Long story short I've just scored a set of DT Swiss 180 hubs for a bit of a steal on eBay, and now I'm just trying to figure out the easiest / most economical way of building them up into a complete wheel set.
I know that most of the Chinese makers will happily sell just the wheel rims, at which point I imagine that I'd just need to suss out somewhere local to actually have everything put together?
Would I be correct in assuming that most places wouldn't really have any major issues with me supplying my own rims / hubs for a wheel build?
Finally, if there are any places in Melbourne that you'd feel like recommending then I'm all ears!
Considered getting a quote to get them built up in China?
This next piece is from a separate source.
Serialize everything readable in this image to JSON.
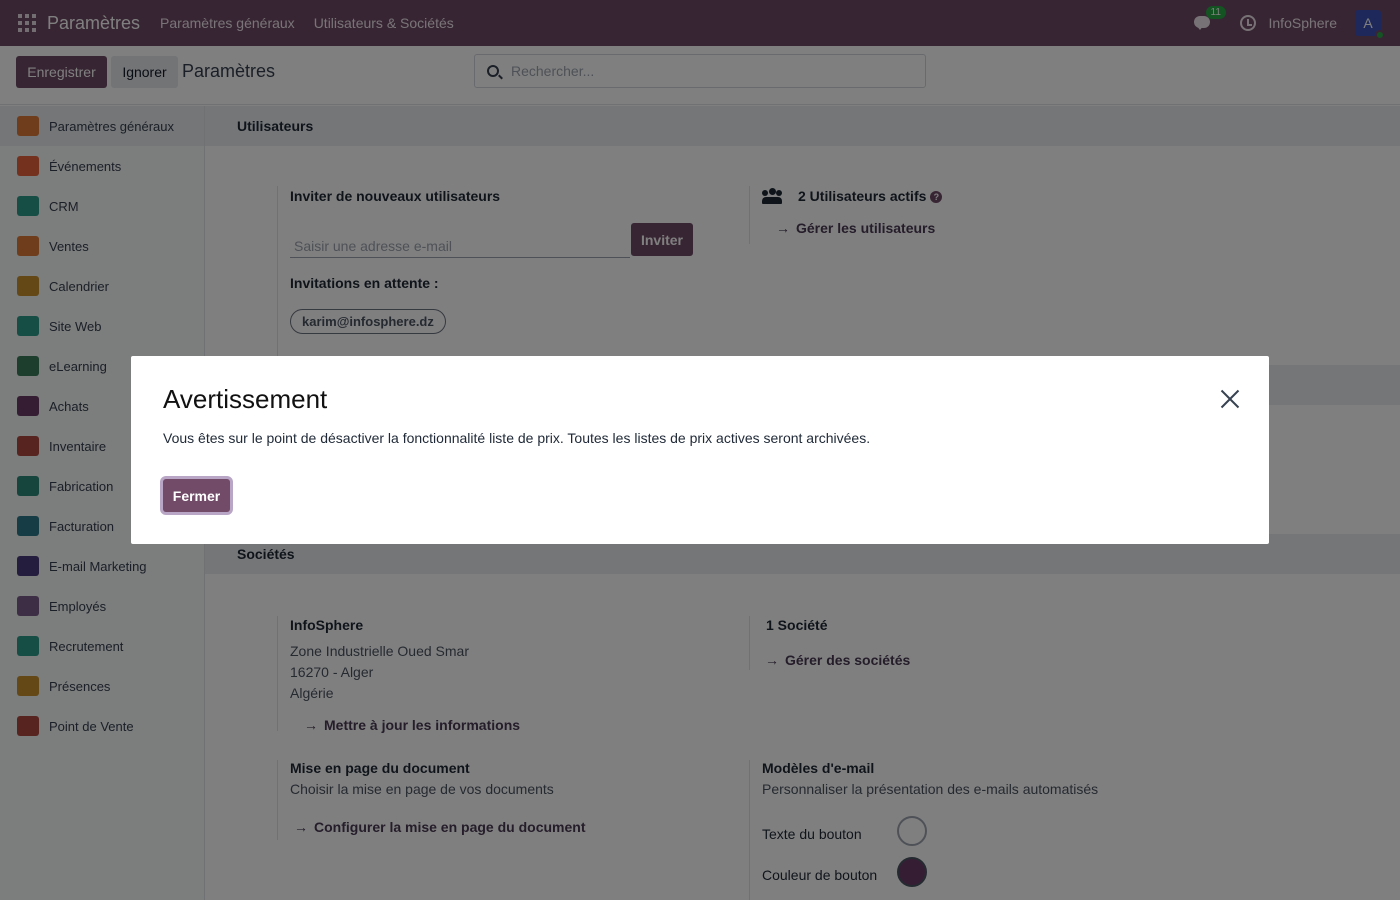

Might be worth a few emails and find out how much postage is to China
this is my built-up HongFu FM139. based on previous Azzurri Forza Pro with Ultegra Di2.
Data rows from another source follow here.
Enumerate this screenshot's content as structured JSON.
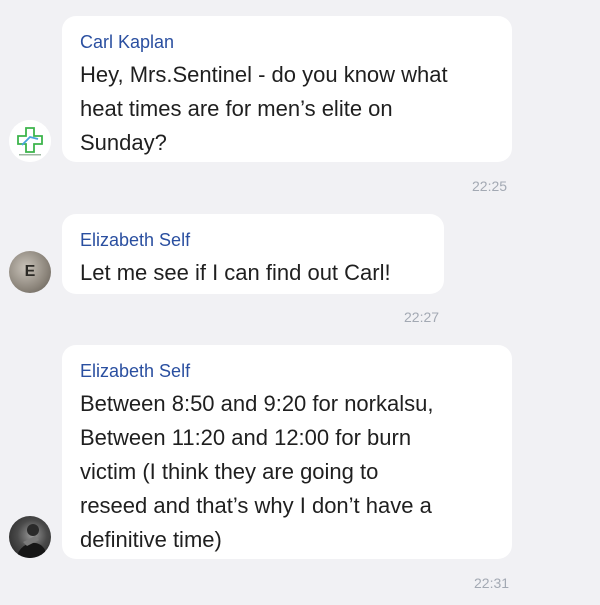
{
  "messages": [
    {
      "sender": "Carl Kaplan",
      "lines": [
        "Hey, Mrs.Sentinel - do you know what",
        "heat times are for men’s elite on",
        "Sunday?"
      ],
      "time": "22:25",
      "avatar_icon": "medical-cross-logo-icon"
    },
    {
      "sender": "Elizabeth Self",
      "lines": [
        "Let me see if I can find out Carl!"
      ],
      "time": "22:27",
      "avatar_letter": "E"
    },
    {
      "sender": "Elizabeth Self",
      "lines": [
        "Between 8:50 and 9:20 for norkalsu,",
        "Between 11:20 and 12:00 for burn",
        "victim (I think they are going to",
        "reseed and that’s why I don’t have a",
        "definitive time)"
      ],
      "time": "22:31",
      "avatar_icon": "user-photo-icon"
    }
  ],
  "colors": {
    "background": "#f1f1f4",
    "bubble": "#ffffff",
    "sender": "#2a4fa0",
    "text": "#1f1f1f",
    "timestamp": "#a3a9b3",
    "logo_green": "#3cb44b",
    "logo_blue": "#4aa3d9"
  }
}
i only just rode it to work for first time this morning - the XL frame feels very tight (small), but seems to fit OK.
these photos show the Di2 wire routing. basically the shifter cable is fed into the downtube, through the gap in the BB shell. same for the battery cable - mounted on the downtube. from there the junction box is connected, and the other 2 cables (for front and rear mech) are plugged in to the junction box.
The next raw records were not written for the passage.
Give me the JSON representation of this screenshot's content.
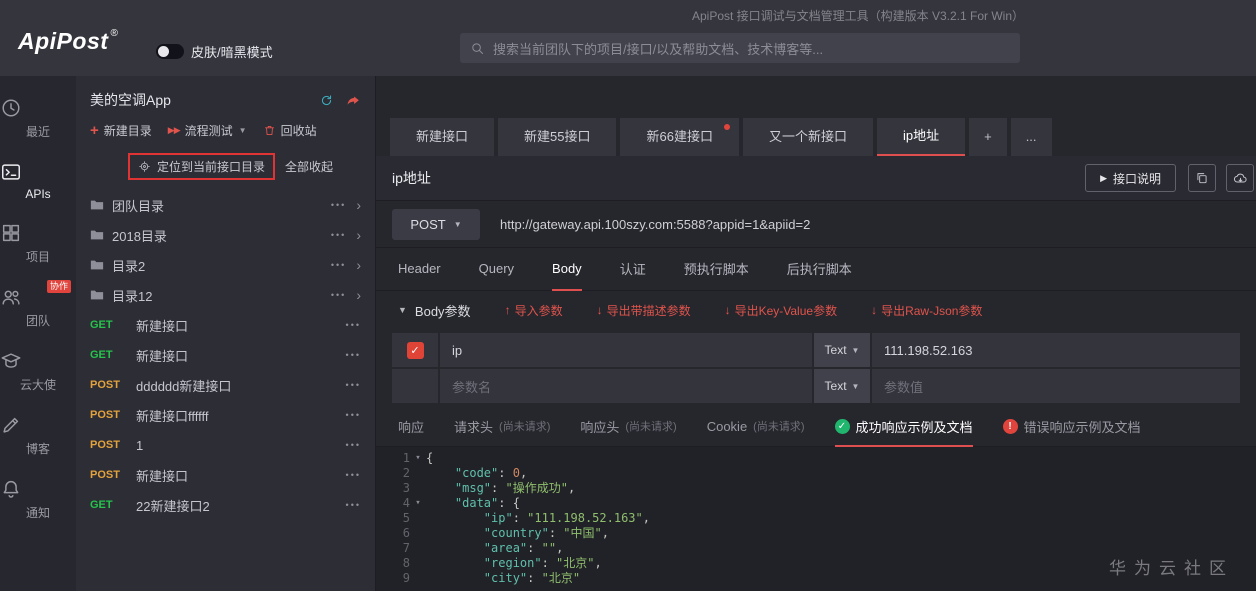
{
  "header": {
    "window_title": "ApiPost 接口调试与文档管理工具（构建版本 V3.2.1 For Win）",
    "logo_text": "ApiPost",
    "logo_reg": "®",
    "theme_toggle_label": "皮肤/暗黑模式",
    "search_placeholder": "搜索当前团队下的项目/接口/以及帮助文档、技术博客等..."
  },
  "nav": {
    "items": [
      {
        "id": "recent",
        "icon": "clock-icon",
        "label": "最近"
      },
      {
        "id": "apis",
        "icon": "terminal-icon",
        "label": "APIs",
        "active": true
      },
      {
        "id": "projects",
        "icon": "grid-icon",
        "label": "项目"
      },
      {
        "id": "team",
        "icon": "team-icon",
        "label": "团队",
        "badge": "协作"
      },
      {
        "id": "ambassador",
        "icon": "ambassador-icon",
        "label": "云大使"
      },
      {
        "id": "blog",
        "icon": "pencil-icon",
        "label": "博客"
      },
      {
        "id": "notice",
        "icon": "bell-icon",
        "label": "通知"
      }
    ]
  },
  "sidebar": {
    "project_name": "美的空调App",
    "new_dir_label": "新建目录",
    "flow_test_label": "流程测试",
    "recycle_label": "回收站",
    "locate_label": "定位到当前接口目录",
    "collapse_all_label": "全部收起",
    "folders": [
      {
        "name": "团队目录"
      },
      {
        "name": "2018目录"
      },
      {
        "name": "目录2"
      },
      {
        "name": "目录12"
      }
    ],
    "apis": [
      {
        "method": "GET",
        "name": "新建接口"
      },
      {
        "method": "GET",
        "name": "新建接口"
      },
      {
        "method": "POST",
        "name": "dddddd新建接口"
      },
      {
        "method": "POST",
        "name": "新建接口ffffff"
      },
      {
        "method": "POST",
        "name": "1"
      },
      {
        "method": "POST",
        "name": "新建接口"
      },
      {
        "method": "GET",
        "name": "22新建接口2"
      }
    ]
  },
  "workspace": {
    "tabs": [
      {
        "label": "新建接口"
      },
      {
        "label": "新建55接口"
      },
      {
        "label": "新66建接口",
        "unsaved_dot": true
      },
      {
        "label": "又一个新接口"
      },
      {
        "label": "ip地址",
        "active": true
      }
    ],
    "new_tab_label": "+",
    "more_tabs_label": "...",
    "api_title": "ip地址",
    "doc_button_label": "接口说明",
    "request": {
      "method": "POST",
      "url": "http://gateway.api.100szy.com:5588?appid=1&apiid=2"
    },
    "request_tabs": [
      {
        "label": "Header"
      },
      {
        "label": "Query"
      },
      {
        "label": "Body",
        "active": true
      },
      {
        "label": "认证"
      },
      {
        "label": "预执行脚本"
      },
      {
        "label": "后执行脚本"
      }
    ],
    "body_panel": {
      "title": "Body参数",
      "import_label": "导入参数",
      "export_desc_label": "导出带描述参数",
      "export_kv_label": "导出Key-Value参数",
      "export_raw_label": "导出Raw-Json参数"
    },
    "params": [
      {
        "checked": true,
        "name": "ip",
        "type": "Text",
        "value": "111.198.52.163"
      },
      {
        "name_placeholder": "参数名",
        "type": "Text",
        "value_placeholder": "参数值"
      }
    ],
    "response_tabs": [
      {
        "label": "响应"
      },
      {
        "label": "请求头",
        "note": "(尚未请求)"
      },
      {
        "label": "响应头",
        "note": "(尚未请求)"
      },
      {
        "label": "Cookie",
        "note": "(尚未请求)"
      },
      {
        "label": "成功响应示例及文档",
        "status_icon": "success",
        "active": true
      },
      {
        "label": "错误响应示例及文档",
        "status_icon": "error"
      }
    ],
    "response_code": {
      "lines": [
        {
          "n": 1,
          "fold": true,
          "text": "{"
        },
        {
          "n": 2,
          "text": "    \"code\": 0,"
        },
        {
          "n": 3,
          "text": "    \"msg\": \"操作成功\","
        },
        {
          "n": 4,
          "fold": true,
          "text": "    \"data\": {"
        },
        {
          "n": 5,
          "text": "        \"ip\": \"111.198.52.163\","
        },
        {
          "n": 6,
          "text": "        \"country\": \"中国\","
        },
        {
          "n": 7,
          "text": "        \"area\": \"\","
        },
        {
          "n": 8,
          "text": "        \"region\": \"北京\","
        },
        {
          "n": 9,
          "text": "        \"city\": \"北京\""
        }
      ]
    }
  },
  "watermark": "华为云社区",
  "colors": {
    "accent_red": "#e0544b",
    "active_underline": "#e04f4f",
    "get_green": "#27c24c",
    "post_orange": "#e2a33c",
    "success_green": "#21b66e",
    "error_red": "#e0443c"
  }
}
then you just stuff the junction box/cables into the downtube - the front mech cable is routed over the BB shell, and the rear mech cable under (you can see it hanging down, with the inspection cover removed).
if Ian is reading this, i have included some more pantoufle p**n in this pic.
one thing that threw me was the need to remove the mechanical cable guides. the were installed/supplied with the frame, but you don't need them for Di2. this may seem obvious to smarter people than me, but you can thread the Di2 cables through some of them (i.e. the plastic cable guides that bolt under the BB shell). no need..
there was no need to cut up any of the Di2 cables - they fit without modification. again, i mucked this up as the cable bosses (see first pic, near the fork crown where the shifter cable enters the down tube) fitted to the frame as supplied were for mechanical cables. the Di2 cable end-connectors didn't fit through these, so i started cutting and re-connecting (solder) them before it dawned on me that Di2-compatible cable bosses (with bigger entry) were supplied - at first glance they look the same as the mechanical bosses..
Di2 cables need to be positively located at junctions, or you may not have an electrical connection. check that you have F+R mech action before proceeding with the rest of your build - i.e. while the cables are still accessible.
Nice jules! i'm somewhat regretting not going for UD carbon, but oh well.
have just ticked over 6 months with frame, fork and wheels. somewhere around the 1500-2000km mark. not a problem with anything... i prefer riding the chinese carbon bike over my alloy Norco Threshold.
i always have bike envy with your pics...
are you running the One's tubeless? interested in trying them when my ZX's die.
Yes, One Tubeless 25mm on both race and commute wheels, holding up very well so far.
Dont expect to get as much mileage as Hutchy tyres but they do roll better.